Fig. 3. SEQuoia Kit library workflow provides more complete transcriptome coverage of small RNAs in addition to long RNAs. Venn diagrams demonstrating the number of genes detected at ≥1 RPKM and ≤10% CV in libraries constructed from FFPE RNA extracted using the Thermo Fisher RecoverAll Kit to isolate RNA with the same library prep/ribodepletion. A, lncRNA and protein-coding genes; B, small RNAs (miRNA, tRNA, snoRNA, snRNA). CV, coefficient of variation; lncRNA, long noncoding RNA; miRNA, microRNA; RPKM, reads per kilobase of transcript per million reads mapped; snRNA, small nuclear RNA; snoRNA, small nucleolar RNA; tRNA, transfer RNA.

Higher throughput applications can benefit from the use of library pooling, which offers less effort and substantial cost-savings from sequencing compared to individual libraries. This study considered whether data quality would be impacted by multiplexing libraries using the SEQuoia RiboDepletion Kit. 

In a separate experiment, 48 RNA-Seq libraries were constructed and indexed using SEQuoia Complete Stranded RNA Library Prep Kit. Each library was split into two; half of each library was ribodepleted individually using the SEQuoia RiboDepletion Kit, and the other half of each library was pooled by mixing an equimolar ratio of libraries and then depleted en masse using the SEQuoia RiboDepletion Kit. The percentage of reads mapping to rRNA in libraries that were depleted en masse was consistently within 5% of the same library depleted in a singleplex reaction (Figure 4A). In addition, the transcriptome profile is preserved when libraries are depleted en masse, as illustrated in Figure 4B, where the Pearson correlation coefficient of transcripts between the multiplexed and single ribodepletion reactions ranged from 0.977 to 0.996, with an average of 0.992.

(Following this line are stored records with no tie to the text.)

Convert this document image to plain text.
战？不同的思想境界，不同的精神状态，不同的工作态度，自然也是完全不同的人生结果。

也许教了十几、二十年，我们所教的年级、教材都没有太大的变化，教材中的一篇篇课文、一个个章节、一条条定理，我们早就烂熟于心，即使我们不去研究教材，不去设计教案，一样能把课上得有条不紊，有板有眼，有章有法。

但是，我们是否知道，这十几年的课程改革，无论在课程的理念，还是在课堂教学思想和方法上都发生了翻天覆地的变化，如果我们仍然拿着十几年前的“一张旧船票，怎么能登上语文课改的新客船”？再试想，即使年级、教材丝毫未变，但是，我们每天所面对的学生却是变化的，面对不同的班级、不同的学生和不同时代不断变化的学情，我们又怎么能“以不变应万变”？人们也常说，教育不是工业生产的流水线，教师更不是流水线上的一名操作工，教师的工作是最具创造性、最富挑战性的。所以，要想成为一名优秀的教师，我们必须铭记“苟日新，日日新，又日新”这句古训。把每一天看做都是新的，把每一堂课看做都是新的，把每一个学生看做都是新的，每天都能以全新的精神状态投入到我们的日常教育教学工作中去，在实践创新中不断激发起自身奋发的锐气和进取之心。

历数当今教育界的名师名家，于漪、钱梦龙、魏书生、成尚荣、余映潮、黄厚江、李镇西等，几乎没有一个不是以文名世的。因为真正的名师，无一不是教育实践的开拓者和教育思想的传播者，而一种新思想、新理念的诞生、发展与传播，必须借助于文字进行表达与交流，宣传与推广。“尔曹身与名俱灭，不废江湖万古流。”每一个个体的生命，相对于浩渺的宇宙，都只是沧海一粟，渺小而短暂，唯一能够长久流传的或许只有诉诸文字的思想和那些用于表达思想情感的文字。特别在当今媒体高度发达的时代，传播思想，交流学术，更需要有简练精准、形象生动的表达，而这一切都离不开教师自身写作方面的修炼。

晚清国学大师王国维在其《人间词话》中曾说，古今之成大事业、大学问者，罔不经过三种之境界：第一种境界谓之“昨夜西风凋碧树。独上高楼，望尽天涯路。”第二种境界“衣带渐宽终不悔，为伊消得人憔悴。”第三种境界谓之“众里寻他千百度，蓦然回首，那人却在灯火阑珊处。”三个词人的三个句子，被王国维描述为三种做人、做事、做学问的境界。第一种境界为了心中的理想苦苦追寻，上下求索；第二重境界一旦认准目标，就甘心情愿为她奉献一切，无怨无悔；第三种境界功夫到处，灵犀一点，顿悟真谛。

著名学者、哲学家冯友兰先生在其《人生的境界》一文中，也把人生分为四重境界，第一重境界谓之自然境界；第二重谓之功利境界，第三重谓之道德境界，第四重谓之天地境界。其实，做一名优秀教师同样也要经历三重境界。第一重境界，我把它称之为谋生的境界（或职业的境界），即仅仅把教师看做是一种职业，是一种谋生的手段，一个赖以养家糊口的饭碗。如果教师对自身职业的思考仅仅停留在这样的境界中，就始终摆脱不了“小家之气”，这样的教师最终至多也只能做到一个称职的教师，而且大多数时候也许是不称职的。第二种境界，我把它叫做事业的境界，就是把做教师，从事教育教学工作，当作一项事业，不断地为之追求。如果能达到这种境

Fig. 4. Multiplexing capability of SEQuoia RiboDepletion Kit. Forty-eight libraries were constructed using the SEQuoia Complete Stranded RNA Library Prep Kit. An aliquot of each library was either individually depleted using the SEQuoia RiboDepletion Kit or pooled by mixing an equal molar ratio of the libraries and then depleted. A, the percentage of reads mapped to rRNA for each library are plotted (⬤, multiplexed depletion; ⬤, singleplex depletion). B, the number of total unique transcripts with RPKM > 0.1 in the libraries depleted in the pooled reaction was compared to the number in the individually depleted libraries. The Pearson correlation coefficient was calculated between the individually and multiplexed ribodepleted libraries. RPKM, reads per kilobase of transcript per million reads mapped; rRNA, ribosomal RNA.